O
dia que se despede na linha do horizonte faz lembrar de imediato a memória de
um poema de Carlos de Oliveira: «A noite é a nossa dádiva de Sol aos que vivem
do outro lado da Terra». Podem chamar-lhe «crepúsculo» mas quem, como eu,
nasceu em Santa Catarina que fica a oito quilómetros do Oceano Atlântico, ouviu
as ondas em rebentação ao largo de São Martinho do Porto e, em certas tardes de
vento, o comboio ou a automotora da Linha do Oeste cujo apito anunciava quase
sempre chuva no outro dia, só pode chamar a esta como que oração sem palavras,
um «pôr do Sol». (Se levasse hífen era uma refeição mas isso é outra história)
Não
se vê mas está presente na foto um perfil de mulher como se fosse uma vírgula
feliz no discurso do Tempo, uma pausa na voz da Terra que canta o louvor da
abundância e da prosperidade onde antes havia apenas escassez e desolação. Na
alegria convocada pela mulher de perfil está uma abundante colheita de ternura
a distribuir por igual pelas crianças que ainda acreditam em unicórnios e
dinossauros.
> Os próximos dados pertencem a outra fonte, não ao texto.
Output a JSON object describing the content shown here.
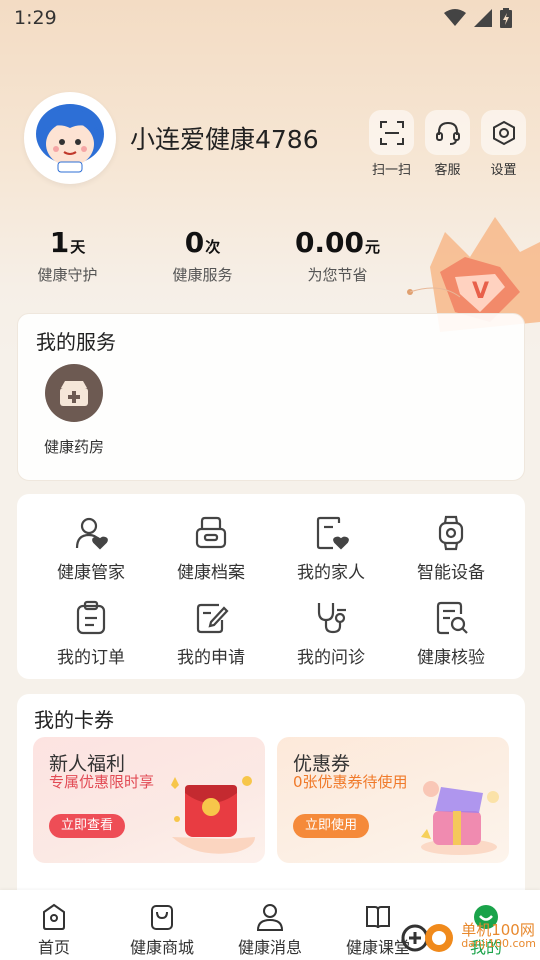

As crianças, essas crianças, sabem no seu tempo veloz de brincar
que tudo tem valor mas nada tem preço no seu mundo de todos os dias – nem os
beijos nem as lágrimas. Como se fosse no palco de um teatro, a cortina da noite
desce aos poucos por sobre a massa líquida da Lagoa em repouso. Lagoa ou Mar,
tanto faz para a organização do texto. O essencial é a sugestão da mulher cujo
nome tem o peso da Terra e o mistério da Harmonia. O seu rosto contém a mistura
feliz entre o ruído e o silêncio, a ruptura e a placidez, a luz e a sombra, a
força e a fragilidade do seu olhar e do meu discurso simples mas ambicioso à
procura de juntar de novo vários mundos separados pelo Tempo.